The real SAP benefit came with a module called the Internet Transaction Server. Apparel manufacturers have associations with sub contractors. Semi-finished products often go out and come in at various stages-for embroidery or issuing of fabric to a third party, for example. Keeping track of semi-finished goods outside its system, a challenge for any manufacturer, could be solved through this module. Whatever material was issued to the third party, at various stages of production, could be kept track of. The third party could log in and update stage-wise production in the system. "In the legacy environment, this was not available to us," says Singh. SAP also has a quality management module that helps in the inspection of standards versus actuals. So if a fabric is plus or minus the tolerance limit, the material is rejected. This was a manual effort earlier and came with the disadvantage of not having historical data available to measure against.

Give Me More
More automation is what the industry needs, if nothing else, for faster time-to-market. Emerging technologies in this area will take care of much more than this though. Auditing applications is a case in point. In this industry, one needs to audit goods before they leave the factory. Big manufacturers usually send auditors to the factories before the release and the factories also have to do their own inspection. "We provide quality audit on a PDA. This market needs things that are portable. Things like audit and scanning are happening more on PDAs," Candela of 3i says.

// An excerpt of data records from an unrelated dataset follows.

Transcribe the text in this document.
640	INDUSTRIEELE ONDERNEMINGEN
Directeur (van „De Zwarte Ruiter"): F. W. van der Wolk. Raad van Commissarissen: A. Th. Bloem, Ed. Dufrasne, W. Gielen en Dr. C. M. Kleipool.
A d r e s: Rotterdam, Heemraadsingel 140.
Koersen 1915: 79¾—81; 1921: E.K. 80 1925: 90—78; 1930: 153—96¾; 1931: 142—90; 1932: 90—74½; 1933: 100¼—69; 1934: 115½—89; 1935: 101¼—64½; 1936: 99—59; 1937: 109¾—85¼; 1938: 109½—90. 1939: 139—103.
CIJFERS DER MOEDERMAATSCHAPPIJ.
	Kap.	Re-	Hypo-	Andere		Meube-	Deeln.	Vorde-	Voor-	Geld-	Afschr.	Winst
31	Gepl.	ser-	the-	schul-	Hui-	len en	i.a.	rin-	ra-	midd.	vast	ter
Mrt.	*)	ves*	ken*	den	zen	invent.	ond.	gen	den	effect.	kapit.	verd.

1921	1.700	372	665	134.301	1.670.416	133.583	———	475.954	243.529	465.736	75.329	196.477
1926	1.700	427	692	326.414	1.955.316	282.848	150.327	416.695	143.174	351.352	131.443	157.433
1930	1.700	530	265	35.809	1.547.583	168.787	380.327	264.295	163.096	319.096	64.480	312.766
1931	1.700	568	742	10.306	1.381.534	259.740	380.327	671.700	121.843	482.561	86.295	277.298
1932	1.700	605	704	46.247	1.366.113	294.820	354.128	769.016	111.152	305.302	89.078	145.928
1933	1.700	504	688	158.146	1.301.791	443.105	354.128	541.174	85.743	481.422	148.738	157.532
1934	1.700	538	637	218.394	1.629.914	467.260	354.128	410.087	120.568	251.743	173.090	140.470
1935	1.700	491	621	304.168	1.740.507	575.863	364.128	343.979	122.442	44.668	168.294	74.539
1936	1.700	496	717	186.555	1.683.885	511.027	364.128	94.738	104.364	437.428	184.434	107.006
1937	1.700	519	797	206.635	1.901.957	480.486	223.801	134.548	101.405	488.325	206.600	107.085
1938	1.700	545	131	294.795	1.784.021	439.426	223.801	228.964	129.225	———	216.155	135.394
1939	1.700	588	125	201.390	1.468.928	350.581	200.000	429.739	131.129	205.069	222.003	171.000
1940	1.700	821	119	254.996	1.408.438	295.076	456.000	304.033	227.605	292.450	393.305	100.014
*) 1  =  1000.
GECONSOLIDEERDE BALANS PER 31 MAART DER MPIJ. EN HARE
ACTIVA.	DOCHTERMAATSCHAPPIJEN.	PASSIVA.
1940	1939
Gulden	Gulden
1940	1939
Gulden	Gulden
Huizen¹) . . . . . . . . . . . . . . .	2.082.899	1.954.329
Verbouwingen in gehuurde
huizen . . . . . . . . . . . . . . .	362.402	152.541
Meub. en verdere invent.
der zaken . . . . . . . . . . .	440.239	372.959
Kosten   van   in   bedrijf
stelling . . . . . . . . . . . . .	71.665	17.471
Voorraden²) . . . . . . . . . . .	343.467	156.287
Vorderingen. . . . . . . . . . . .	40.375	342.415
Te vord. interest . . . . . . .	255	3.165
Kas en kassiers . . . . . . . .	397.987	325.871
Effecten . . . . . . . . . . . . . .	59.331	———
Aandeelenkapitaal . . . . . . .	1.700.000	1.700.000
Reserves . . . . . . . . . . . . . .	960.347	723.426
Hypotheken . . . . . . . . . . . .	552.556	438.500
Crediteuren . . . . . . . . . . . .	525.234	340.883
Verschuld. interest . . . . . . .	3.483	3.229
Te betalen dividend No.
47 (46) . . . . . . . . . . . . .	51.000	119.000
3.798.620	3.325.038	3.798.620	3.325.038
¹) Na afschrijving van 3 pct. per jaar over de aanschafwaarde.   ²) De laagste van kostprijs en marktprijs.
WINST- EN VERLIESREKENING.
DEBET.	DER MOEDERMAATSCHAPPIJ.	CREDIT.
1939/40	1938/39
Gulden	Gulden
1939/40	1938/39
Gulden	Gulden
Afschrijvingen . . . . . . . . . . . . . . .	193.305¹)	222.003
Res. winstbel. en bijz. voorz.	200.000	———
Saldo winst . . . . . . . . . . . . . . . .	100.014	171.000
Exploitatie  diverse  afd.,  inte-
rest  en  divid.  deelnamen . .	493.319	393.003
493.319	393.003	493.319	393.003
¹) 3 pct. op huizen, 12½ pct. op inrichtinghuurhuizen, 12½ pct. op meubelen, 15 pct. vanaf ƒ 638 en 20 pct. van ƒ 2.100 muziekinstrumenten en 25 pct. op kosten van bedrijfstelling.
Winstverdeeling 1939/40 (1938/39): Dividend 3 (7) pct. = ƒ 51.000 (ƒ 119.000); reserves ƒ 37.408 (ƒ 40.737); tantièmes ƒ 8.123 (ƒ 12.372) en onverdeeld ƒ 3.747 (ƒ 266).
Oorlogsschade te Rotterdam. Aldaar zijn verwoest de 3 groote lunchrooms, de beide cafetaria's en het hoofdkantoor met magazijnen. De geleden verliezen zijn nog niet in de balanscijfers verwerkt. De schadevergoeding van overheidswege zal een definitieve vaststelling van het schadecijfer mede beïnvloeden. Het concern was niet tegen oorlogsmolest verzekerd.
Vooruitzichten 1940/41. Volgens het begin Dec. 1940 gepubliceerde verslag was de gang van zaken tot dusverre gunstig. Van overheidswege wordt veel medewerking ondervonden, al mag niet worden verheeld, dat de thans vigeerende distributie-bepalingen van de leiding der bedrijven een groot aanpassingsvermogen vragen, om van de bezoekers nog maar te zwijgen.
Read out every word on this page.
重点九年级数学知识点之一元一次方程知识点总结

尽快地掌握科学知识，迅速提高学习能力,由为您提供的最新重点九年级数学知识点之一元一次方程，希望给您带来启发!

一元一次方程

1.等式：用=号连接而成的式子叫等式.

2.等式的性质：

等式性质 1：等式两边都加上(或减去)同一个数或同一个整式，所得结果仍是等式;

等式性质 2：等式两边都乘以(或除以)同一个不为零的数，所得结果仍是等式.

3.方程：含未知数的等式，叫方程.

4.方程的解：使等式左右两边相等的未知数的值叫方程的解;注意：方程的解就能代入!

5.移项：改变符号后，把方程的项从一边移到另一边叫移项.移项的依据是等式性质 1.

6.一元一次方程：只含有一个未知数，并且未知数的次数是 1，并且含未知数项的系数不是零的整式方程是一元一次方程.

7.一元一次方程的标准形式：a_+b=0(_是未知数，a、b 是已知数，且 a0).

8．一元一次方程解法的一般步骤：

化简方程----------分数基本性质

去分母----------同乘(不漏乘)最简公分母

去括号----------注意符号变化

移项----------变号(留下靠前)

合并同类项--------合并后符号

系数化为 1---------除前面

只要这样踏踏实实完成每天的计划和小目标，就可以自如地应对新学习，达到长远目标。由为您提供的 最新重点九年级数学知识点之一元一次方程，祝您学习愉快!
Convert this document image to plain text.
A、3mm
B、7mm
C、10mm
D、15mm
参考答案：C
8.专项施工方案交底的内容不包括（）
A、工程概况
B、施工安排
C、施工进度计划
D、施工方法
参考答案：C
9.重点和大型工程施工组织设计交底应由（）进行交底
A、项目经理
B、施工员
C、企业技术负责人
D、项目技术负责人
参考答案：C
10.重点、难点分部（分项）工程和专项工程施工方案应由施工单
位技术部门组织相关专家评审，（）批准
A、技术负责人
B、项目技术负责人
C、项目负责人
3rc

In India, PDA is considered a high-value item. 3i is in the process of introducing it as a shop-floor item. "We are saying that if you can get a budget PDA on the shop floor, you will be able to capture information. We want to remove this concept of exclusivity of PDAs and give it to people like quality auditors so that they can fill in information," he adds. RFID will also play a significant part in the company's vision of being a bridge between the US and India. The company doesn't have it in its solution just as yet, but probably will build it into its suite sooner than later.

"Built into" look to be the key words as more and more "trendy" CIOs search for what NP Singh once did: a package that covers the entire value-chain from customer requirement to fulfillment, support and functional processes; a package that is easy to customize, flexible to accommodate future changes, scalable and proven.